The sixth and last leaflet was written on 12 February 1943. This time the letter was addressed directly to the students at German universities: it begins ‘Fellow Students!’ The text that follows, referencing the crushing defeat at Stalingrad and the threatened annihilation of thousands upon thousands more young lives, calls for an open revolt in the lecture halls of German universities. Half of the 2000 to 3000 leaflets were again distributed by mail. The Scholl siblings carried the others to the university building on that fateful Thursday. Kurt Huber was holding a lecture, the hallways were empty, so they set out stacks of leaflets, and stuck them in the pockets of coats hanging along the walls. As if that were not already risky enough, they flung stacks of the compromising papers into the atrium from the gallery, where the siblings were finally seen by the custodian Schmid, who confronted and detained them. He alerted the Gestapo, and officers quickly appeared, arrested the Scholls, and brought them to the Munich headquarters. After numerous interrogations they soon confessed, and each assumed full responsibility. Shortly thereafter the other members of the group and their supporters were uncovered.
The investigation was completed on 22 February 1943, only a few days later. Hans and Sophie Scholl, along with Christoph Probst, were accused of high treason before the Volksgerichtshof, the Nazi ‘People’s Court’, and sentenced to death. The sentence was carried out that same day, at five in the evening at Stadelheim prison. Alexander Schmorell, arrested after a failed attempt to flee the country, was also executed on 13 July 1943, along with Kurt Huber. Willi Graf was murdered on 12 October 1943.

Historical Significance

The question of how and why these two young and physically fit individuals would first undertake such a highly risky action, and then allow themselves to be arrested without resistance by an older man remains a matter of speculation to this day. We will never know whether it was conscious self-sacrifice, fatigue from working day and night for weeks and lack of sleep from the possible use of stimulants, or resignation to their fate in an overwhelming moment. In the end the reason is only of secondary importance. The historical significance of the White Rose’s resistance to the Nazi regime is undisputed today. They displayed courage when most other Germans had none, and spoke out about issues on which the majority of the population remained silent.

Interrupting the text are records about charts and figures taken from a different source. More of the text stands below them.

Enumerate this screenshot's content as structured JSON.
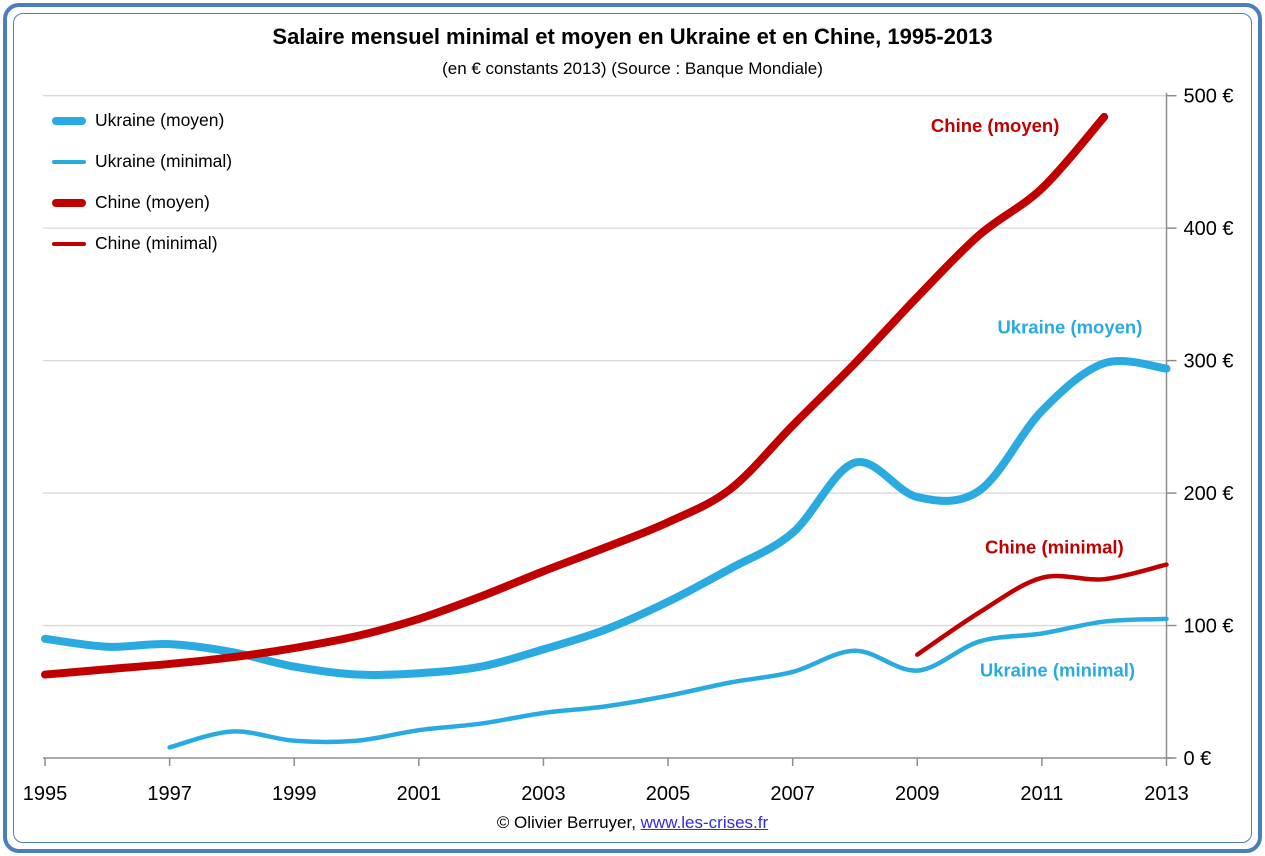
{
  "title": "Salaire mensuel minimal et moyen en Ukraine et en Chine, 1995-2013",
  "subtitle": "(en € constants 2013) (Source : Banque Mondiale)",
  "footer": {
    "credit": "© Olivier Berruyer, ",
    "link": "www.les-crises.fr"
  },
  "colors": {
    "ukraine": "#29ABE1",
    "chine": "#C00000",
    "grid": "#D9D9D9",
    "axis": "#8E8E8E",
    "frame": "#4A7EBD",
    "link": "#2E2EE0",
    "text": "#000000"
  },
  "legend": [
    {
      "label": "Ukraine (moyen)",
      "color": "#29ABE1",
      "thick": true
    },
    {
      "label": "Ukraine (minimal)",
      "color": "#29ABE1",
      "thick": false
    },
    {
      "label": "Chine (moyen)",
      "color": "#C00000",
      "thick": true
    },
    {
      "label": "Chine (minimal)",
      "color": "#C00000",
      "thick": false
    }
  ],
  "chart_data": {
    "type": "line",
    "title": "Salaire mensuel minimal et moyen en Ukraine et en Chine, 1995-2013",
    "subtitle": "(en € constants 2013) (Source : Banque Mondiale)",
    "xlim": [
      1995,
      2013
    ],
    "ylim": [
      0,
      500
    ],
    "grid": true,
    "legend_position": "top-left",
    "x_ticks": [
      1995,
      1997,
      1999,
      2001,
      2003,
      2005,
      2007,
      2009,
      2011,
      2013
    ],
    "y_ticks": [
      {
        "value": 0,
        "label": "0 €"
      },
      {
        "value": 100,
        "label": "100 €"
      },
      {
        "value": 200,
        "label": "200 €"
      },
      {
        "value": 300,
        "label": "300 €"
      },
      {
        "value": 400,
        "label": "400 €"
      },
      {
        "value": 500,
        "label": "500 €"
      }
    ],
    "series": [
      {
        "name": "Ukraine (moyen)",
        "key": "ukraine-moyen",
        "color": "#29ABE1",
        "width": 8,
        "x": [
          1995,
          1996,
          1997,
          1998,
          1999,
          2000,
          2001,
          2002,
          2003,
          2004,
          2005,
          2006,
          2007,
          2008,
          2009,
          2010,
          2011,
          2012,
          2013
        ],
        "values": [
          90,
          84,
          86,
          80,
          69,
          63,
          64,
          69,
          82,
          97,
          118,
          143,
          170,
          223,
          197,
          202,
          262,
          298,
          294
        ]
      },
      {
        "name": "Ukraine (minimal)",
        "key": "ukraine-minimal",
        "color": "#29ABE1",
        "width": 4.5,
        "x": [
          1997,
          1998,
          1999,
          2000,
          2001,
          2002,
          2003,
          2004,
          2005,
          2006,
          2007,
          2008,
          2009,
          2010,
          2011,
          2012,
          2013
        ],
        "values": [
          8,
          20,
          13,
          13,
          21,
          26,
          34,
          39,
          47,
          57,
          65,
          81,
          66,
          88,
          94,
          103,
          105
        ]
      },
      {
        "name": "Chine (moyen)",
        "key": "chine-moyen",
        "color": "#C00000",
        "width": 8,
        "x": [
          1995,
          1996,
          1997,
          1998,
          1999,
          2000,
          2001,
          2002,
          2003,
          2004,
          2005,
          2006,
          2007,
          2008,
          2009,
          2010,
          2011,
          2012
        ],
        "values": [
          63,
          67,
          71,
          76,
          83,
          92,
          105,
          122,
          141,
          159,
          178,
          203,
          251,
          298,
          348,
          395,
          430,
          484
        ]
      },
      {
        "name": "Chine (minimal)",
        "key": "chine-minimal",
        "color": "#C00000",
        "width": 4.5,
        "x": [
          2009,
          2010,
          2011,
          2012,
          2013
        ],
        "values": [
          78,
          110,
          136,
          135,
          146
        ]
      }
    ],
    "annotations": [
      {
        "text": "Chine (moyen)",
        "year": 2010.25,
        "value": 477,
        "color": "#C00000"
      },
      {
        "text": "Ukraine (moyen)",
        "year": 2011.45,
        "value": 325,
        "color": "#29ABE1"
      },
      {
        "text": "Chine (minimal)",
        "year": 2011.2,
        "value": 159,
        "color": "#C00000"
      },
      {
        "text": "Ukraine (minimal)",
        "year": 2011.25,
        "value": 66,
        "color": "#29ABE1"
      }
    ]
  }
}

British Airborne Leaflet, including the excerpts from the sixth leaflet of the 'White Rose', Great Britain, 1943 © Deutsches Historisches Museum, Berlin

British Airborne Leaflet, including the excerpts from the sixth leaflet of the ‘White Rose’, Great Britain, 1943 © Deutsches Historisches Museum, Berlin

A last leaflet campaign publicizing the work of the Scholl siblings and their circle reached a massive audience: in July 1943 Royal Air Force bombers dropped a total of over 5 million leaflets over German cities including Cologne, Frankfurt, Hamburg and the cities of the Ruhr region. These bore the title: ‘A German Leaflet […] The Manifesto of the Students of Munich’.